54. Approximately 90% of tumors have an EWS breakapart and the remaining 10% of cases have variant translocations not involving the EWS gene as a fusion partner.

55. The gross examination of the resected tumor occurs after preoperative chemotherapy in virtually all cases since primary resections are a treatment of the past.

56. It is to be expected that the gross features are variable from a solid medullary focus of tumor to a hemorrhagic mass extending through the cortex into the subperiosteum of the diaphysis or beyond into the soft tissues.

57. In some cases, the tumor may involve the medullary cavity along its length with associated cortical thickening.

58. Though a substantial soft tissue component may have been present before chemotherapy, it is often reduced to a residual subcortical mass or no evidence at all of a mass.

59. The presence of residual viable tumor should be assessed in a fashion similar to OS.
Blocks are obtained from grossly visible tumor and surrounding bone so as to provide a semi- quantitative percentage of tumor death with an optimal index of necrotic tumor in the range of 90% or greater.

60. Effectiveness of chemotherapy can be judged by imaging studies in particular the soft tissue component.

61. Fibrosis, hemorrhage, and cyst formation may be the only residual findings in the resected specimen.
The prognostic determinants of outcome are location (axial, poor), size (8 cm or greater, poor), and complete surgical resection after chemotherapy, favorable).

62. The pathologic diagnosis of EWS-PNET is facilitated to a considerable degree with the availability of immunohistochemistry and molecular diagnostics since the basic morphology may be distorted by artifacts created at the time of biopsy and subsequent processing for microscopic examination.

63. Because these tumors may be extensively hemorrhagic and necrotic, the biopsy itself may be paucicellular.

64. Otherwise, there are essentially no histopathologic differences between the osseous and extraosseous EWS-PNET.

65. A monolayer of nonoverlapping polygonal cells have a distinct cell membrane, a uniform round to oval nucleus with finely dispersed chromatin and a small nucleolus, and clear to finely vacuolated cytoplasm in the well-preserved and prepared biopsy.

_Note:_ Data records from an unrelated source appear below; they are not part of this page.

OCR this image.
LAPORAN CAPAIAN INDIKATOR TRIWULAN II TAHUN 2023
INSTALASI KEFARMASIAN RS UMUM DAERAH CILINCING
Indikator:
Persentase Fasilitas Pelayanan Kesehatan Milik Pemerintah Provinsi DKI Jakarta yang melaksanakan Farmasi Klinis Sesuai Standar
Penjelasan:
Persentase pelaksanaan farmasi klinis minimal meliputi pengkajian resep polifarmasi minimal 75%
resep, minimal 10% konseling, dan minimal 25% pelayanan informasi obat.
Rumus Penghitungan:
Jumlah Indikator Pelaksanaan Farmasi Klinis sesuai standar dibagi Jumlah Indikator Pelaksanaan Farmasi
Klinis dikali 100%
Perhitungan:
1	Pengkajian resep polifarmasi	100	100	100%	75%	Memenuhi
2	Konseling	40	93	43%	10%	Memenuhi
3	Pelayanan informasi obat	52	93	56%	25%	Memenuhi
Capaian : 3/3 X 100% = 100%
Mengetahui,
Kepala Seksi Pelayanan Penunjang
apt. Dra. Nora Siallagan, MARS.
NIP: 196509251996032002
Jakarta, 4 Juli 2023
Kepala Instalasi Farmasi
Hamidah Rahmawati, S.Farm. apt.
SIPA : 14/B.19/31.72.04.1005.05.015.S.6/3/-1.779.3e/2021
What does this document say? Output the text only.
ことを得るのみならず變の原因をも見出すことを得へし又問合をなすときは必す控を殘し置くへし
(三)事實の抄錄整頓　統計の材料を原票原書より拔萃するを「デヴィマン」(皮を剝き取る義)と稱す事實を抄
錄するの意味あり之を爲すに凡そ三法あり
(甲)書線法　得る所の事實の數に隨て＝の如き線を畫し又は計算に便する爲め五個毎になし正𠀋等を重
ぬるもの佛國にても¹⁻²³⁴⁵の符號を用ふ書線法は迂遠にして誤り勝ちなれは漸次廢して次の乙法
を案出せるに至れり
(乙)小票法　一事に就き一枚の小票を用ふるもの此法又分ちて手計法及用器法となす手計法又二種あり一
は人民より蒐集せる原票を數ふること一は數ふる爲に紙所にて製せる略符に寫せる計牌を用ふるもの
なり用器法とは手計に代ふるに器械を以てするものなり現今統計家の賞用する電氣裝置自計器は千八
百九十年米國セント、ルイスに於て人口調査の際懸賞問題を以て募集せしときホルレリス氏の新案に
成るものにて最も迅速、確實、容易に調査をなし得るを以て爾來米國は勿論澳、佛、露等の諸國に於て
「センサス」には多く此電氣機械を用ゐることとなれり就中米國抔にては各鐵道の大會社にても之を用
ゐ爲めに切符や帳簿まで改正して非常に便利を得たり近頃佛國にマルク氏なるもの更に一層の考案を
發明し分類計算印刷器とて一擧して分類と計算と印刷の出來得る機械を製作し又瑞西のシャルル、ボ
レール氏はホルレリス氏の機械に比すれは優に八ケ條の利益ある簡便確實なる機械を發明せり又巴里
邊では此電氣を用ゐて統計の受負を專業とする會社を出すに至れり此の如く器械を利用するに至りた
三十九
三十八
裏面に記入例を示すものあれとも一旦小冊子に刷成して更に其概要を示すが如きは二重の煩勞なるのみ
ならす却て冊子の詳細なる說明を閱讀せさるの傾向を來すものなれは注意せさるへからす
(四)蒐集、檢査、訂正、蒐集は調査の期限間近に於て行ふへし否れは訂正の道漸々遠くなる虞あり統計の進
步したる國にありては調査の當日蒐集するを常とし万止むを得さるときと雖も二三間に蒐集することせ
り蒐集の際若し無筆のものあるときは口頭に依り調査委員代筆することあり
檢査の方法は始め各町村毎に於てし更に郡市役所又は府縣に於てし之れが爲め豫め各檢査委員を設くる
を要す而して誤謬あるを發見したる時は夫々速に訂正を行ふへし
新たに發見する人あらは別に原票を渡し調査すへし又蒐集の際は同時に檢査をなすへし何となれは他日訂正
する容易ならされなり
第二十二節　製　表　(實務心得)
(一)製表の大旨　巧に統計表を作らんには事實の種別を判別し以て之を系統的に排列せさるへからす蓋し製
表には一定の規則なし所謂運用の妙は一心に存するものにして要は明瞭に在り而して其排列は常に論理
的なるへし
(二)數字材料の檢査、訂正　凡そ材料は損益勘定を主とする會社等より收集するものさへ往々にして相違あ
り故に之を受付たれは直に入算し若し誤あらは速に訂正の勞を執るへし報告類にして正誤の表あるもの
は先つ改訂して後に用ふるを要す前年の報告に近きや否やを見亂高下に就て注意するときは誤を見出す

66. Mitotic figures are generally inconspicuous, but not in all cases.
Indistinct cell borders, overlapping cells, nuclear hyperchromatism, scattered mitotic figures and lobular-trabecular, or rosette-like profiles are other features.

67. Any degree of anaplasia and substantial pleomorphism should be viewed with a question about the possibility of small cell OS, large cell lymphoma including anaplastic large cell lymphoma, or metastatic alveolar rhabdomyosarcoma.

68. Foci of necrosis with or without a perithelial arrangement of tumor cells and hemorrhage with a pseudovascular or peliosis-like appearance are other common microscopic features.

69. Small contracted pyknotic or secondary cells may be seen among the better preserved tumor cells.
Whether an artifact or otherwise, the tumor cells may have more spindled features.

70. If the biopsy has been obtained from the soft tissue component, fibrous stroma with reactive features is often present and some of these nonneoplastic changes can obscure some of the diagnostic findings.